The irony was everywhere once I started noticing it. The new development at the end of our road had been advertising for electricians for months. The site manager had even put a notice in the local shop: "Qualified electricians wanted, competitive rates, immediate start." Another development near the station had signs up for the same thing. These weren't just any building sites, either. They were building the homes that Brentwood desperately needed, the ones the council kept saying they had to deliver to meet government targets.
I used to accept what they told me. "There is no funding." It sounded reasonable. Everyone was tightening their belts, weren't they? Austerity was still the word you heard in the news. But standing in that empty workshop, looking at equipment worth tens of thousands of pounds gathering dust while skilled tradesmen sat at home and building sites scrambled for qualified workers, I started asking different questions.

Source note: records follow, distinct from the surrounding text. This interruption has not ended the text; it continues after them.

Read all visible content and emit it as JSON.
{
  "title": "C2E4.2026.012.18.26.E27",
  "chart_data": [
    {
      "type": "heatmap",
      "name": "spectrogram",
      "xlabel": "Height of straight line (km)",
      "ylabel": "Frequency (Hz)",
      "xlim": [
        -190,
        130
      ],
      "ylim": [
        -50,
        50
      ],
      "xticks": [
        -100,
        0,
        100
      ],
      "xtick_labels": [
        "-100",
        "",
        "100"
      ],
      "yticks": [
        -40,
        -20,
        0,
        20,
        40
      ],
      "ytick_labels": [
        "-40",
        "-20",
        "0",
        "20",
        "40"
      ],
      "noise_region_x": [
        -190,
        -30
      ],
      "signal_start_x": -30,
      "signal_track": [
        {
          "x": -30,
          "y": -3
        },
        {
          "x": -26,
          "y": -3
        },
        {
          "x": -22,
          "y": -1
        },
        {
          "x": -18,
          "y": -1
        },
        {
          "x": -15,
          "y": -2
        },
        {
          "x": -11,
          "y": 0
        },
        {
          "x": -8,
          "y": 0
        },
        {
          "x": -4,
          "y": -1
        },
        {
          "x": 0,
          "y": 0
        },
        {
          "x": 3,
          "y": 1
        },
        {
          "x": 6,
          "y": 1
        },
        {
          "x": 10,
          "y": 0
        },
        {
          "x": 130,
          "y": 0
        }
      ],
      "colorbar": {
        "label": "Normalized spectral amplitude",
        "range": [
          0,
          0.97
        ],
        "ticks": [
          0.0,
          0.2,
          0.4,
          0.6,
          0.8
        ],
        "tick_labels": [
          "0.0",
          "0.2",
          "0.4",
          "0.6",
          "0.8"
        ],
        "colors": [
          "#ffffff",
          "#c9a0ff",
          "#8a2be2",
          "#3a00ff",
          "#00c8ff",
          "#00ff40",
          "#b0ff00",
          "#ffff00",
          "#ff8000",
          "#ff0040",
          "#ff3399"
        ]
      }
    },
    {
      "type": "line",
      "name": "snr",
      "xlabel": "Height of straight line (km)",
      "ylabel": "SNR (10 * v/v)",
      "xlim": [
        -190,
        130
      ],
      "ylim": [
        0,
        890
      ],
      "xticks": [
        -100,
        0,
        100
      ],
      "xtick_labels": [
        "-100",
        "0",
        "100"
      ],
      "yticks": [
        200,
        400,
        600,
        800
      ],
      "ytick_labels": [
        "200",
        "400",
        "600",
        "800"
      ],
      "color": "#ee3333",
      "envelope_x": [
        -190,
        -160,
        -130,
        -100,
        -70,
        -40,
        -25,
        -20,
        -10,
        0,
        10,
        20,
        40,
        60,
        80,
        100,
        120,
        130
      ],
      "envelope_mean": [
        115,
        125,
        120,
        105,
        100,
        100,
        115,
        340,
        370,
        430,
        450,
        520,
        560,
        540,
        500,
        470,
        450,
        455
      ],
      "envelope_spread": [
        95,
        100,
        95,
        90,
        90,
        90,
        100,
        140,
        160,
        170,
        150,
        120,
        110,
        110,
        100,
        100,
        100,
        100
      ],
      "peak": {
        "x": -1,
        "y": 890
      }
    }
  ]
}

The government that issues the pound told me it could not find enough pounds to connect the people who wanted to train with the workshops that were sitting empty. But I could see with my own eyes that the people existed, the equipment existed, the tutors existed, and the need existed. What exactly was missing? The materials were there. The skills could be taught. The jobs were waiting.
I realised the excuse was not a fact. It was a choice wrapped in the language of impossibility. They were applying household logic to a currency issuer. When my dad said we couldn't afford something, that made sense because we had to earn our money before we could spend it. But the government issues the money. It doesn't have to find pounds before it spends them. It creates them when it spends them.
The real question was never about money. It was about whether the government wanted to deploy the resources that were sitting there unused. The limit was never the pounds. The limit was the willingness to spend them into the places and the people who needed them.
I'm still here, still watching, still working the same labouring jobs. But I understand now what I didn't understand at the start. Every time someone in Westminster said the cupboard was bare, they were making a political choice and dressing it up as an accounting problem. The resources were always there. The decision not to connect them was about priorities, not possibilities.
This isn't just my story. It's the story of every constituency where people and needs exist side by side while someone with power chooses scarcity over abundance. The pounds they said didn't exist were never the constraint. The constraint was an idea, and ideas can be changed.
Cherry Picking
What Ross experienced has a name.
Selecting only the data points that support a predetermined conclusion while ignoring the rest.
In Ross's story, every institution cited the same excuse: "there is no funding." But this was Cherry Picking in action. They pointed to isolated examples of construction training schemes that didn't deliver perfect results and used those failures to justify cutting successful programmes. Meanwhile, they ignored Vienna's social housing, Singapore's public construction workforce, and every major UK city that built council housing successfully until 1980.
The austerity objection was predictable: "Other councils tried building housing and it failed." Selective examples prove nothing. Vienna, Singapore, and every major UK city until 1980 built council housing successfully at scale. The question is what conditions make it work, not whether it has ever failed somewhere.
The UK government issues its own currency. It does not need to find pounds before it spends them. The real constraint is resources: people, skills, materials, time. In Ross's constituency, those resources were sitting idle. The resources existed. The people existed. The decision not to connect them was political, not financial.